The decision theory on which my suggested solution to the Russian roulette problem is based bares certain similarities to recent theories that generalize expected utility theory to allow for more risk attitudes; in particular, Lara Buchak’s (2013) risk-weighted expected utility theory (and the theories on which it is based). A distinguishing feature of these recent generalisations is that they contain a third function—a risk function—which, in addition to a utility and a probability function, is used to represent rational preferences as expected utility maximizing. The introduction of such a risk-function, that is independent of the agent’s utility function, suggests that the attitudes that the function is meant to represent—i.e., the risk attitudes—are distinct from the agent’s desires. This is no coincidence, as Buchak (2013, pp. 53–54) explicitly states that she takes an agent’s risk attitudes to be distinct from her desires. In contrast, recall that according to the theory favored in this paper, a risk attitude is simply a special type of desire, namely, a desire about how chances are distributed.
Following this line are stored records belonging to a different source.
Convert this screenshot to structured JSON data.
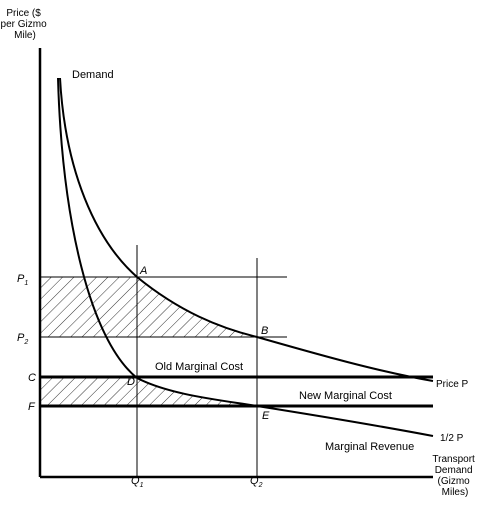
{
  "axes": {
    "y_label": [
      "Price ($",
      "per Gizmo",
      "Mile)"
    ],
    "x_label": [
      "Transport",
      "Demand",
      "(Gizmo",
      "Miles)"
    ]
  },
  "curves": {
    "demand": "Demand",
    "price": "Price P",
    "half_price": "1/2 P",
    "marginal_revenue": "Marginal Revenue"
  },
  "lines": {
    "old_mc": "Old Marginal Cost",
    "new_mc": "New Marginal Cost"
  },
  "levels": {
    "p1": {
      "base": "P",
      "sub": "1"
    },
    "p2": {
      "base": "P",
      "sub": "2"
    },
    "c": "C",
    "f": "F"
  },
  "quantities": {
    "q1": {
      "base": "Q",
      "sub": "1"
    },
    "q2": {
      "base": "Q",
      "sub": "2"
    }
  },
  "points": {
    "a": "A",
    "b": "B",
    "d": "D",
    "e": "E"
  }
}
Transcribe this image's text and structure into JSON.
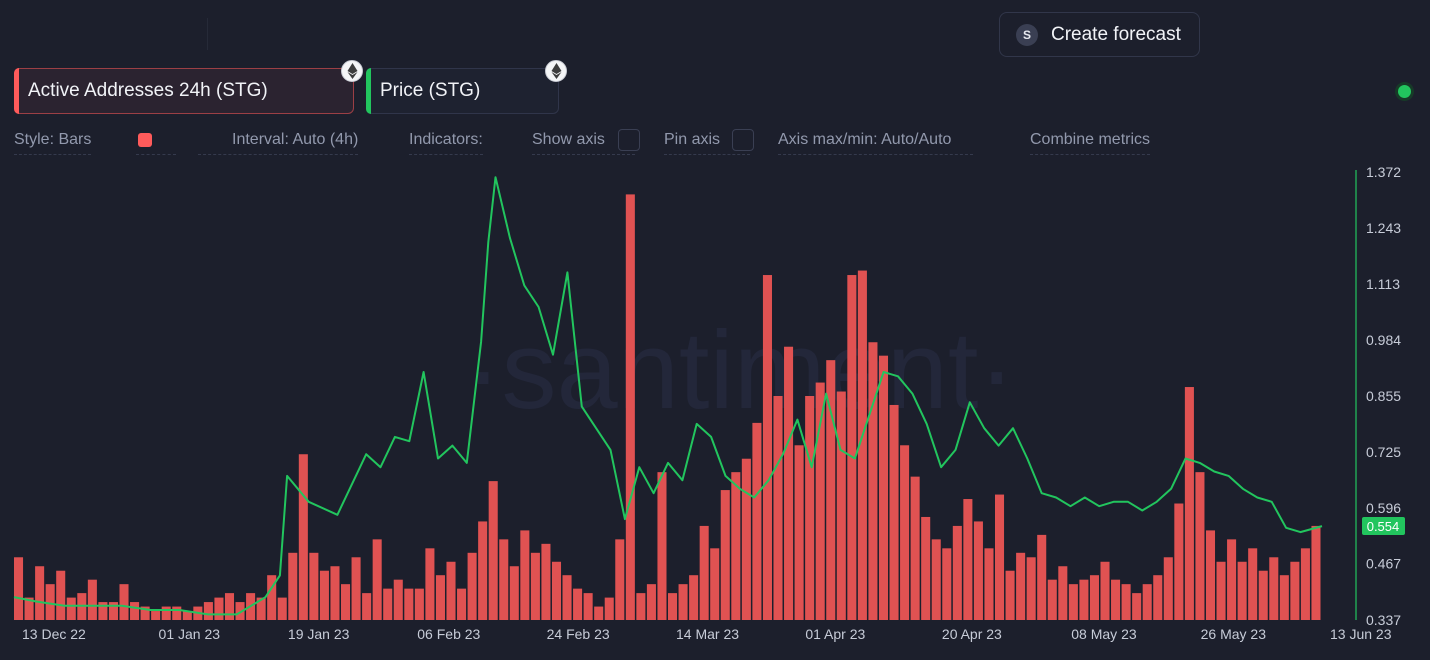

Buchak’s idea that risk attitudes are not desires is criticized at length in Stefánsson and Bradley (2017) and Stefánsson (2014). I will not repeat these arguments here. But the gist of them is that risk attitudes look a lot like desires, in particular, if we take desires to be the attitudes to which we try to fit the world. For instance, a risk averse person will (if instrumentally rational) try what she can to make the world fit this attitude, for instance by not accepting certain bets, and by hedging the risks she exposed to. Similarly, a risk averse person prefers, or wants, outcomes to be spread differently across the possibility space than someone who is risk seeking—the latter person prefers, or wants, the goods to be more concentrated than the latter. In sum, it is hard to deny that risk attitudes behave a lot like desires.

Another difference between the framework favored in this paper and Buchak’s, is that the former can but the latter cannot represent the so-called “Ellsberg preference” (Ellsberg 1961) as maximizing an expected value. In fact, the framework discussed in this paper is the first that can represent the Ellsberg-preference and the Allais preference (Allais 1953) as maximizing the same utility function, and thereby provide a unified solution to two problems that have caused great problems for decision theory for decades. Again, since this is discussed at length in Stefánsson and Bradley (2017), I will not discuss it further here.